Now either you are giggling or you are wondering, "Where's the joke?" Gardeners describe a soil as "rich" if it contains excess nitrogen which can promote leaf growth, sometimes at the expense of flowers. It has nothing to do with the soil's sticker price.
So you never miss a joke, here are a few commonly used garden terms.
Annual – a plant that grows, flowers, produces seeds/fruits and dies in one growing season. Many vegetables such as tomatoes and flowers such as petunias are grown as annuals because they don't live through our winters.
plant that lives two seasons then dies, blooming second season only. For
example parsley and carrots are biennials; however, since we don't grow them
for flowers they are harvested the first season. Some foxgloves and hollyhocks
are also biennials and do not flower until the second year.
Compost – used as fertilizer, mulch or soil improvement a mixture of soil and decomposed organic matter from dead plants, leaves or vegetable food scraps. Also a good indicator of garden fanaticism. If your eyes gleam at the sound of "free compost" you are truly a garden fanatic.

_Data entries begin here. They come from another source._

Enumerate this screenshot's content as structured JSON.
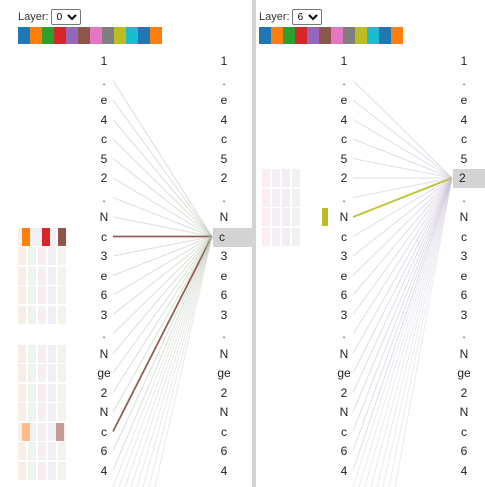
{
  "left_panel": {
    "layer_label": "Layer:",
    "layer_value": "0",
    "selected_index": 9
  },
  "right_panel": {
    "layer_label": "Layer:",
    "layer_value": "6",
    "selected_index": 6
  },
  "head_colors": [
    "#1f77b4",
    "#ff7f0e",
    "#2ca02c",
    "#d62728",
    "#9467bd",
    "#8c564b",
    "#e377c2",
    "#7f7f7f",
    "#bcbd22",
    "#17becf",
    "#1f77b4",
    "#ff7f0e"
  ],
  "tokens": [
    "1",
    ".",
    "e",
    "4",
    "c",
    "5",
    "2",
    ".",
    "N",
    "c",
    "3",
    "e",
    "6",
    "3",
    ".",
    "N",
    "ge",
    "2",
    "N",
    "c",
    "6",
    "4"
  ]
}
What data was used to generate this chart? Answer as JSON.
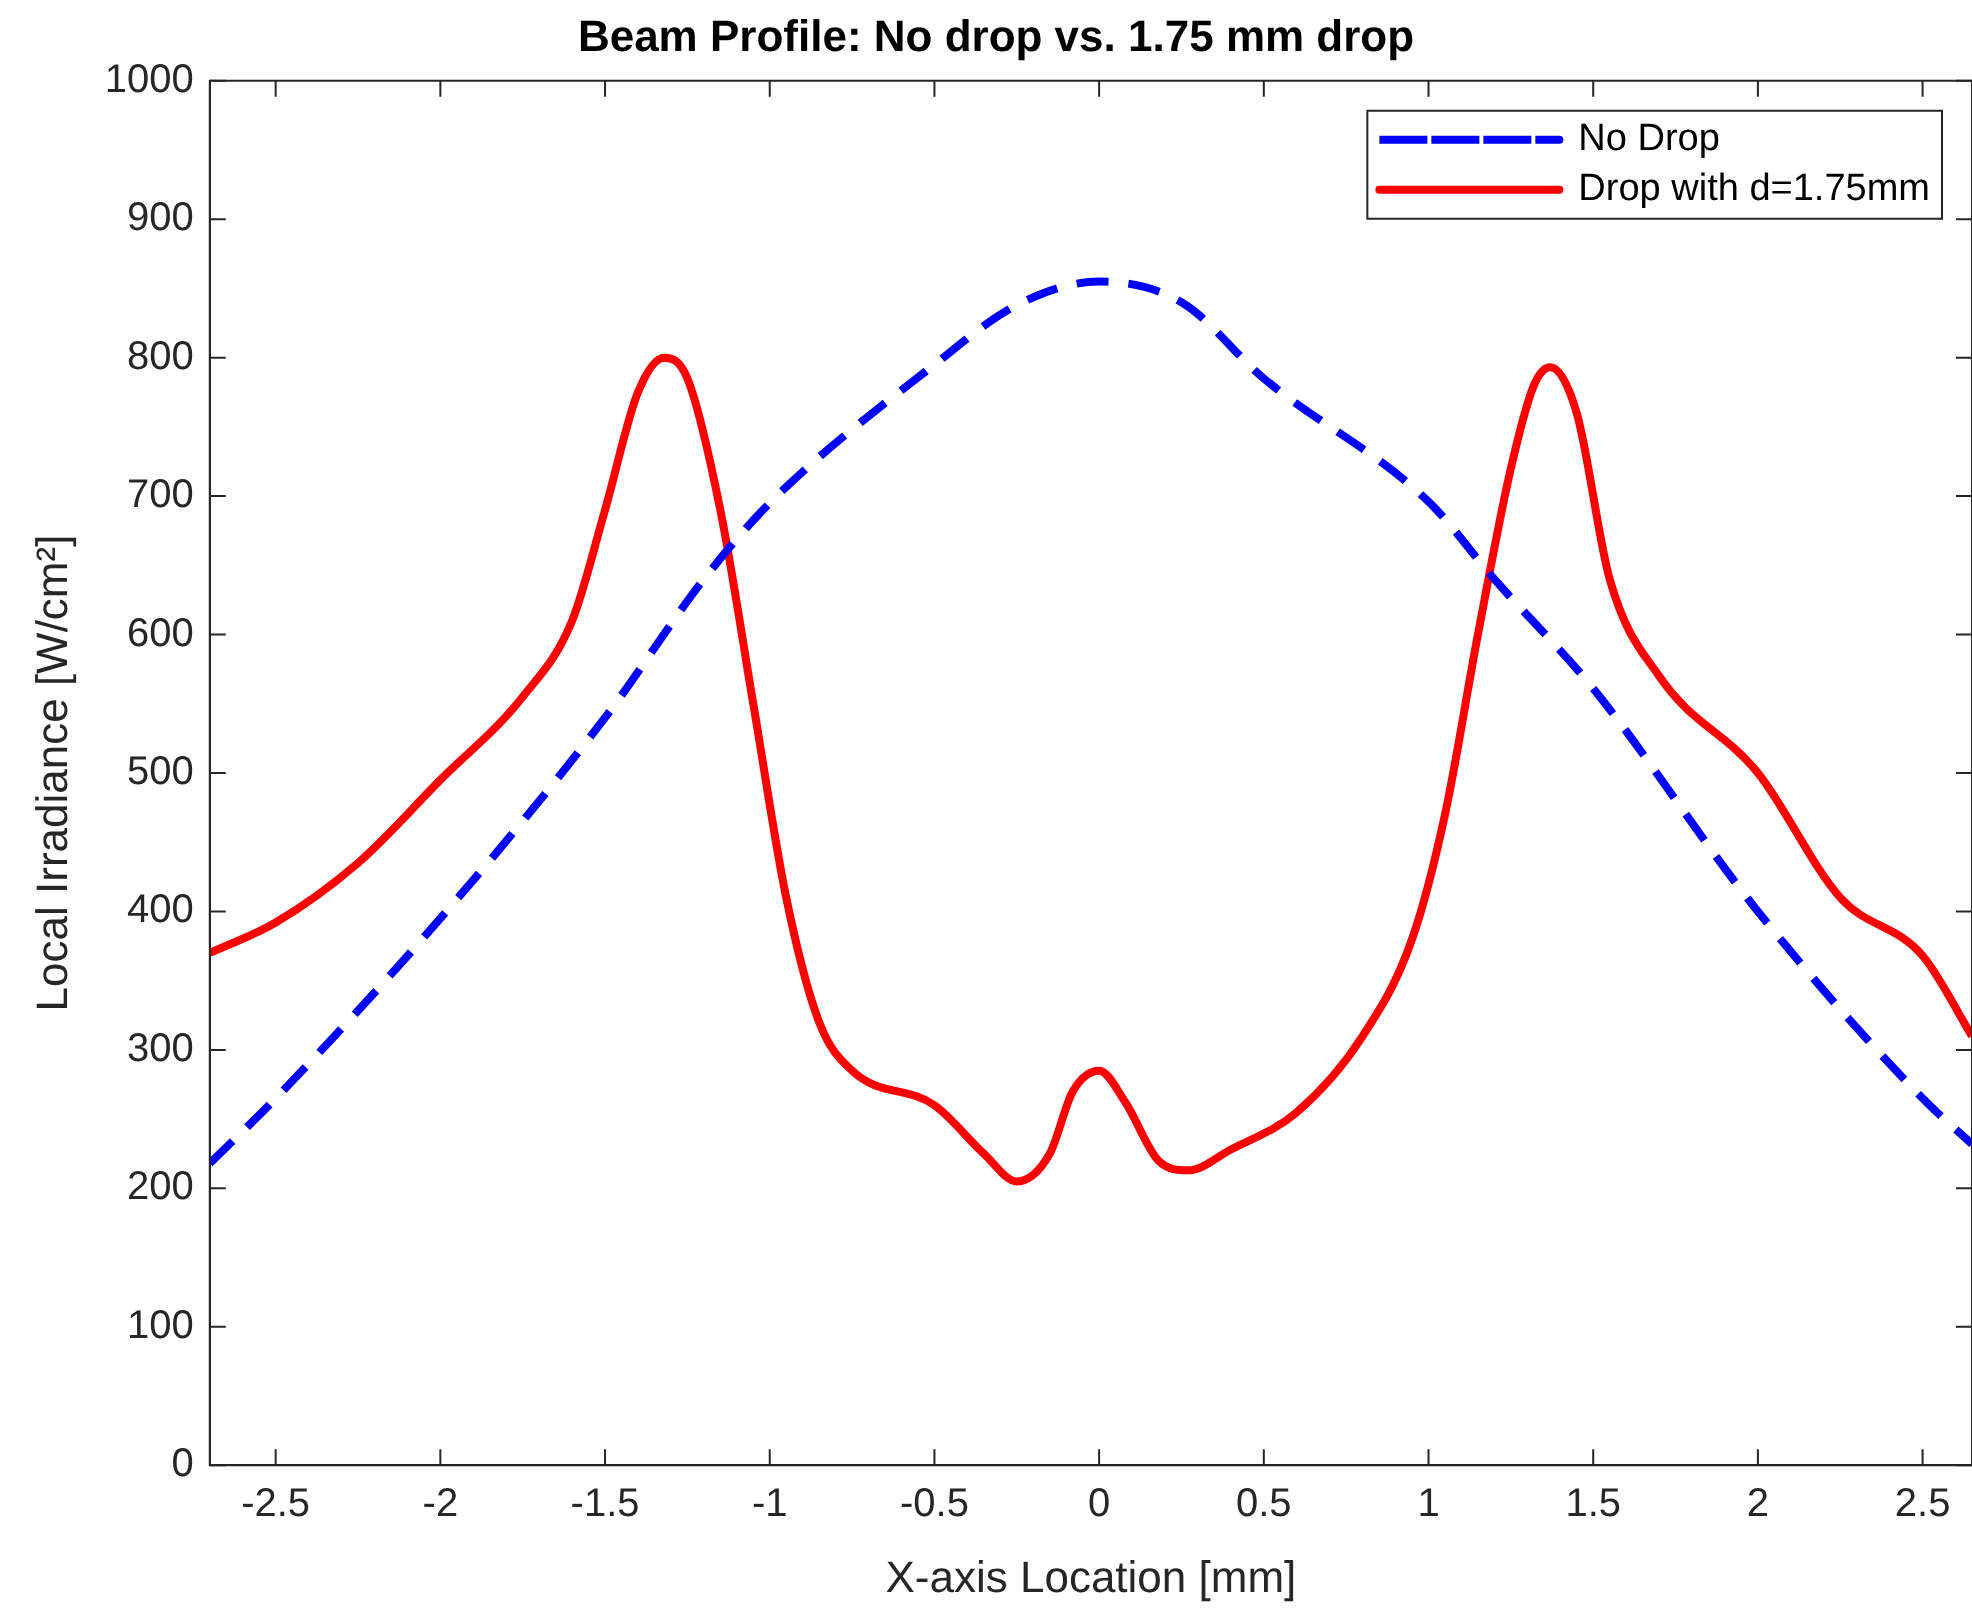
{
  "chart_data": {
    "type": "line",
    "title": "Beam Profile: No drop vs. 1.75 mm drop",
    "xlabel": "X-axis Location [mm]",
    "ylabel": "Local Irradiance [W/cm²]",
    "xlim": [
      -2.7,
      2.65
    ],
    "xticks": [
      -2.5,
      -2,
      -1.5,
      -1,
      -0.5,
      0,
      0.5,
      1,
      1.5,
      2,
      2.5
    ],
    "ylim": [
      0,
      1000
    ],
    "yticks": [
      0,
      100,
      200,
      300,
      400,
      500,
      600,
      700,
      800,
      900,
      1000
    ],
    "grid": false,
    "legend": "top right",
    "marker": "none",
    "series": [
      {
        "name": "No Drop",
        "color": "#0000ff",
        "line_style": "dashed",
        "x": [
          -2.7,
          -2.5,
          -2,
          -1.5,
          -1.2,
          -1,
          -0.5,
          -0.25,
          0,
          0.25,
          0.5,
          1,
          1.2,
          1.5,
          2,
          2.5,
          2.65
        ],
        "values": [
          218,
          265,
          395,
          540,
          640,
          695,
          795,
          838,
          855,
          840,
          785,
          696,
          640,
          561,
          400,
          265,
          232
        ]
      },
      {
        "name": "Drop with d=1.75mm",
        "color": "#ff0000",
        "line_style": "solid",
        "x": [
          -2.7,
          -2.5,
          -2.25,
          -2,
          -1.75,
          -1.6,
          -1.5,
          -1.4,
          -1.32,
          -1.25,
          -1.15,
          -1.05,
          -0.95,
          -0.85,
          -0.75,
          -0.5,
          -0.35,
          -0.25,
          -0.15,
          -0.08,
          0,
          0.08,
          0.18,
          0.27,
          0.4,
          0.6,
          0.8,
          0.95,
          1.05,
          1.15,
          1.25,
          1.32,
          1.37,
          1.45,
          1.55,
          1.7,
          2,
          2.25,
          2.5,
          2.65
        ],
        "values": [
          370,
          392,
          435,
          495,
          555,
          610,
          690,
          775,
          800,
          785,
          690,
          550,
          410,
          320,
          285,
          260,
          225,
          205,
          225,
          270,
          285,
          262,
          220,
          213,
          228,
          255,
          310,
          380,
          470,
          600,
          720,
          780,
          793,
          760,
          640,
          570,
          500,
          410,
          368,
          310
        ]
      }
    ]
  }
}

Days to harvest – listed on a vegetable seed packet to include the days it takes from the time the seed grows until vegetables are ready to harvest. Also the days until you will be on vacation and miss said harvest.
Fertilizer - any natural or manmade material added to the soil to supply one or more of the essential plant nutrients.
Interplanting - to get more vegetables from a small garden, early maturing crops can be planted between rows of later or long-season crops. Peas, radishes, green onions, spinach, or lettuce can be planted between rows of tomatoes, peppers, cabbage, or corn.
Leggy – a descriptive term for plants that have tall bare stems. Also one of the three garden stooges - Leggy, Seedy and Weedy.
Mulch - a protective covering placed on surface of the soil around plants to prevent weeds and water loss. Mulch may be a variety of materials such as wood chips, compost, coco bean hulls, pine needles or rock (also known as lawn mower shrapnel).
Perennial – same plant grows
each season such as peonies, daffodils, asparagus, and rhubarb. These plants
will not need to be planted each year unless you paid a small fortune for them.
Successive planting - varied planting dates for the same crop to extend the harvest period and avoid everything ripening at the same time. For example plant two or three small plantings of leaf lettuce and radishes 7 to 10 days apart in early spring rather than planting all seeds at the same time.
Thinning - removal of some of the plants in a row to avoid crowding. Root crops such as carrots, beets and radishes need to be thinned when the plants are little or the roots will not have enough room to expand.
Weed – unwanted plant that competes with garden plants for light, water and nutrients. Usually the tallest and healthiest plant in the garden.
As the Dictionary for Weedpullers says "a garden is one of a vast number of free outdoor restaurants operated by charity-minded amateurs in an effort to provide healthful, balanced meals for insects, birds and animals".